To mitigate the issue, follow these steps:

  1. Immediately add more disk space to the default disk or consider migrating data to a larger disk.
  2. Investigate and address the root cause of the disk space depletion, such as high data ingestion rates or inefficient data compression.
  3. Consider implementing data retention policies or purging unnecessary data to free up space.
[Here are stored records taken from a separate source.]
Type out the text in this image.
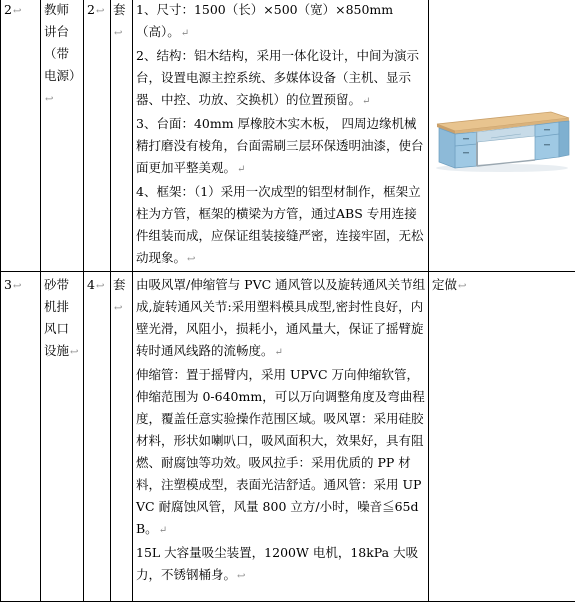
2↩	教师讲台（带电源）↩	2↩	套↩	1、尺寸：1500（长）×500（宽）×850mm（高）。↵

2、结构：铝木结构，采用一体化设计，中间为演示台，设置电源主控系统、多媒体设备（主机、显示器、中控、功放、交换机）的位置预留。↵

3、台面：40mm 厚橡胶木实木板， 四周边缘机械精打磨没有棱角，台面需刷三层环保透明油漆，使台面更加平整美观。↵

4、框架：（1）采用一次成型的铝型材制作，框架立柱为方管，框架的横梁为方管，通过ABS 专用连接件组装而成，应保证组装接缝严密，连接牢固，无松动现象。↩

3↩	砂带机排风口设施↩	4↩	套↩	由吸风罩/伸缩管与 PVC 通风管以及旋转通风关节组成,旋转通风关节:采用塑料模具成型,密封性良好，内壁光滑，风阻小，损耗小，通风量大，保证了摇臂旋转时通风线路的流畅度。↵

伸缩管：置于摇臂内，采用 UPVC 万向伸缩软管，伸缩范围为 0-640mm，可以万向调整角度及弯曲程度，覆盖任意实验操作范围区域。吸风罩：采用硅胶材料，形状如喇叭口，吸风面积大，效果好，具有阻燃、耐腐蚀等功效。吸风拉手：采用优质的 PP 材料，注塑模成型，表面光洁舒适。通风管：采用 UPVC 耐腐蚀风管，风量 800 立方/小时，噪音≦65dB。↵

15L 大容量吸尘装置，1200W 电机，18kPa 大吸力，不锈钢桶身。↩	定做↩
  4. Monitor the disk space usage and adjust the alert threshold or add more disk space as needed to prevent future occurrences.
  5. If necessary, consider scaling up the ClickHouse instance or distributing data across multiple instances to alleviate disk space pressure.

Remember to update the ClickHouse instance’s configuration and data retention policies to prevent similar issues in the future.